De Lay, married and the mother of three, doesn’t use her experience as a membership badge in the groups; she tells her story to children only if and when the time is right.

“It’s about the kids,” she says. “But if you model a little bit and they know a little bit, it helps them realize they can share.”

De Lay joined Gerard’s House in 2002 after seeing a newspaper story about the organization and its work with grieving children. Since then, she’s facilitated various support groups for children, helped at camps, trained volunteers and assisted crisis counselors at schools.

To hear De Lay talk about Gerard’s House, you’d almost think it gave her the gift rather than the other way around.

“I feel full,” she says. “I feel my heart is full when I leave and a kid shares something that they haven’t shared before. Or maybe they were just quiet and you can see them listening. There’s just all the pieces of it.

“I can almost see pictures of kids’ moments and their connections with each other. It’s that connection: ‘Oh, your dad died, too?’ You can see them connect with other kids.”

The connections with De Lay are just as strong. There are times when she’ll come across someone who’s been in one of her counseling groups. The bond is immediate.

“It’s everything,” she says of those unforeseen reunions, her eyes wet. “It’s amazing.”

Those who’ve seen it agree. “Kids just flock to her, just because she can project that kindness into the world,” says Maxine Swisa, a fellow facilitator at Gerard’s House.

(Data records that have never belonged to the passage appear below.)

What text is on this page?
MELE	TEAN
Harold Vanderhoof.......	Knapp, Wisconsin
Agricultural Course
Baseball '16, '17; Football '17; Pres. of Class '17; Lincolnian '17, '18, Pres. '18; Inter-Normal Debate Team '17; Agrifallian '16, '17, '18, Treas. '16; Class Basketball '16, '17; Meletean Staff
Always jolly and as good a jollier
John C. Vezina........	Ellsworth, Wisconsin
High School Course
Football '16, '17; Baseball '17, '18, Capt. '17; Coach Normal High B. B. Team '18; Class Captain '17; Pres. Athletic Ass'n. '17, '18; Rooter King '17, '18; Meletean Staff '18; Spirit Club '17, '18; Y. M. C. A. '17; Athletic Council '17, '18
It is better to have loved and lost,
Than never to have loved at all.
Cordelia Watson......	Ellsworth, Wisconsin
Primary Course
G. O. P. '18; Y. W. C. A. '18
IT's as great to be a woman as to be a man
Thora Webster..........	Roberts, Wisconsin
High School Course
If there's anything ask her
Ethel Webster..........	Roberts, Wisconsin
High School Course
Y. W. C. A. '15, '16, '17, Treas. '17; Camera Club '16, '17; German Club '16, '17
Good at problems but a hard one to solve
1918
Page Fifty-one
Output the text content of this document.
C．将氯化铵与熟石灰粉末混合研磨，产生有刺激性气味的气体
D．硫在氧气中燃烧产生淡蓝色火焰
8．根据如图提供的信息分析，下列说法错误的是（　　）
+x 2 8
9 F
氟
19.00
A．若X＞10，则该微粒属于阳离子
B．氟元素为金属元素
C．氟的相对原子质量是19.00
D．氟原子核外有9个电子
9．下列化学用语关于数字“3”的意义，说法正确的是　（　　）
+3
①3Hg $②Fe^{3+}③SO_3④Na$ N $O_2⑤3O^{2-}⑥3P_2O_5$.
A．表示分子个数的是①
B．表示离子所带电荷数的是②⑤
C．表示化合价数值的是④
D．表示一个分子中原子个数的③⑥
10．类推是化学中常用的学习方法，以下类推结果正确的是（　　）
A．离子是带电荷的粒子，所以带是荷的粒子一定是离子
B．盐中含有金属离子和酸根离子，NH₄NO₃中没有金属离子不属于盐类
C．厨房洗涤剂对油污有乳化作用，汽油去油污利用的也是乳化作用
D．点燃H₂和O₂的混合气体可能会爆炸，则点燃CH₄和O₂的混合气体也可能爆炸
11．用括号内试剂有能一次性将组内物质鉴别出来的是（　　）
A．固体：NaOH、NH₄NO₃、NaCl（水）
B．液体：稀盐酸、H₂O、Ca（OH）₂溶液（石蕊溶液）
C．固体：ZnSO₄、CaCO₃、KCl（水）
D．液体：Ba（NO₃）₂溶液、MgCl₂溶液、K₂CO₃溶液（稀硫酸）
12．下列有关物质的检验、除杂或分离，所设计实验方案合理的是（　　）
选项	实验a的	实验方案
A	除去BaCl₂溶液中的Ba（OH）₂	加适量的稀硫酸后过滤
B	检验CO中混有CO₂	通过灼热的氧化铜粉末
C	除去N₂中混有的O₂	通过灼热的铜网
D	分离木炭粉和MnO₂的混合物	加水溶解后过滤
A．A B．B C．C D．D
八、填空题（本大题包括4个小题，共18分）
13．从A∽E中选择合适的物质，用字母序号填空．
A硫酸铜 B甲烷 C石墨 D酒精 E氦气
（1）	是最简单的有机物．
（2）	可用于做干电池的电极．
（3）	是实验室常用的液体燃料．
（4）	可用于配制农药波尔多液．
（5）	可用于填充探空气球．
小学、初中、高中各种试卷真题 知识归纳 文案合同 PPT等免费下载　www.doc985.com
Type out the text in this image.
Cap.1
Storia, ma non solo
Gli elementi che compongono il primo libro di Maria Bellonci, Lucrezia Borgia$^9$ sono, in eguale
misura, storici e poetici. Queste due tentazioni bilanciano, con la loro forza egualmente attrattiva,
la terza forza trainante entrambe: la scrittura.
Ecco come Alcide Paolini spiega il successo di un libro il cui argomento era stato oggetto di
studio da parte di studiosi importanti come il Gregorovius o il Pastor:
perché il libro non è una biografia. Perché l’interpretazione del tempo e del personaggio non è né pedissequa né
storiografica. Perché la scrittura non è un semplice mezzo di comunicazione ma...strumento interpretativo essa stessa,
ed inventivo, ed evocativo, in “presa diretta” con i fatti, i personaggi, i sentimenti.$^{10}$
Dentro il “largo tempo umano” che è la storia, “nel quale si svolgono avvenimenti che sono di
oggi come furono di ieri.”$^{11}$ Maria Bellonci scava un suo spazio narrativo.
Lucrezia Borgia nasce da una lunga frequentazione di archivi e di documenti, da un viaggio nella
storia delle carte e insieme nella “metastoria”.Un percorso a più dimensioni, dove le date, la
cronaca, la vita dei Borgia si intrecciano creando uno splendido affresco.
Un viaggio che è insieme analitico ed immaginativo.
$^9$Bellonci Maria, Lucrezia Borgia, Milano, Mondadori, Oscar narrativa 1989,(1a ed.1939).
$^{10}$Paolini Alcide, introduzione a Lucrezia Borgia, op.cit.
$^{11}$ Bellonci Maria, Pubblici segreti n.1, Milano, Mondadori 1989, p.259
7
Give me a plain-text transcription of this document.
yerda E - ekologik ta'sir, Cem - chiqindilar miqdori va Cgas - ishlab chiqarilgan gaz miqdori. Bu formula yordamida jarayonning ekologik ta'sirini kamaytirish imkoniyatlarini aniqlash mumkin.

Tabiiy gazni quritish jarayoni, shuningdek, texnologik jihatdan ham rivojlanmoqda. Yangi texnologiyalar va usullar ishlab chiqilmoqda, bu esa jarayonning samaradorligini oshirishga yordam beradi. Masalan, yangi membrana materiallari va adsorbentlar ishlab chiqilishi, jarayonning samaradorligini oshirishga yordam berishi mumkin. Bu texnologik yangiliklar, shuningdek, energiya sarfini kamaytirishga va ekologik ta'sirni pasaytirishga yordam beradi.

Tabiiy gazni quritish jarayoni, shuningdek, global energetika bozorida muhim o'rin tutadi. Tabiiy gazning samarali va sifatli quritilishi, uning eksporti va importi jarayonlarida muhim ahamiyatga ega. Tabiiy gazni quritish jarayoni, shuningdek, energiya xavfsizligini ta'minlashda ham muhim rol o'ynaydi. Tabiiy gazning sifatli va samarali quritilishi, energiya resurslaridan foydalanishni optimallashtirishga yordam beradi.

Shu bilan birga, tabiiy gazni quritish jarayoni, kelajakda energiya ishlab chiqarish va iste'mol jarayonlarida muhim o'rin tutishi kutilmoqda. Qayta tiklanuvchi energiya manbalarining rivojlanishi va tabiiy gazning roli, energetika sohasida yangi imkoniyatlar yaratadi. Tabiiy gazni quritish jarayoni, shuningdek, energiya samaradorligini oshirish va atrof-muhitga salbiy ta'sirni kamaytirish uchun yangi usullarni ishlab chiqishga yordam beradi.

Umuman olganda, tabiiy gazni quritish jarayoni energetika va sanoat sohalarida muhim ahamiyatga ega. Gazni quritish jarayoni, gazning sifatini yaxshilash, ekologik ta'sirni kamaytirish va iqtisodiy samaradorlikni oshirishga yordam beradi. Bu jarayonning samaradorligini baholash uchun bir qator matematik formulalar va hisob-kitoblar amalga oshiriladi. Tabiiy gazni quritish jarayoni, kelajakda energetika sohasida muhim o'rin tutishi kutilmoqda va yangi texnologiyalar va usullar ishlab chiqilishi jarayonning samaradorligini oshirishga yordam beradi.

Grief, for both the young and old, is an electron, always spinning and darting around someone who’s experienced it. De Lay still grieves the loss of two parents. But in an odd way, it also sometimes heightens her sense of gratitude for what she’s learned and those she’s helped.

De Lay decides to offer this tidbit about herself at the end of an interview as she talks about a decision to conduct just one counseling group in recent months. She’s stepped back, she says, because she was diagnosed with breast cancer. Fortunately, she caught it early, received amazing treatment, and was buoyed by family and the friends she’s made at Gerard’s House and just about everywhere else.

“It’s just been, almost, an odd blessing,” she says. “I know it shouldn’t be, but it feels like it is.”

Listen closely: You can almost hear the backup singer belting out the melody, not just the harmony.

It’s the sound of a woman whose heart is full.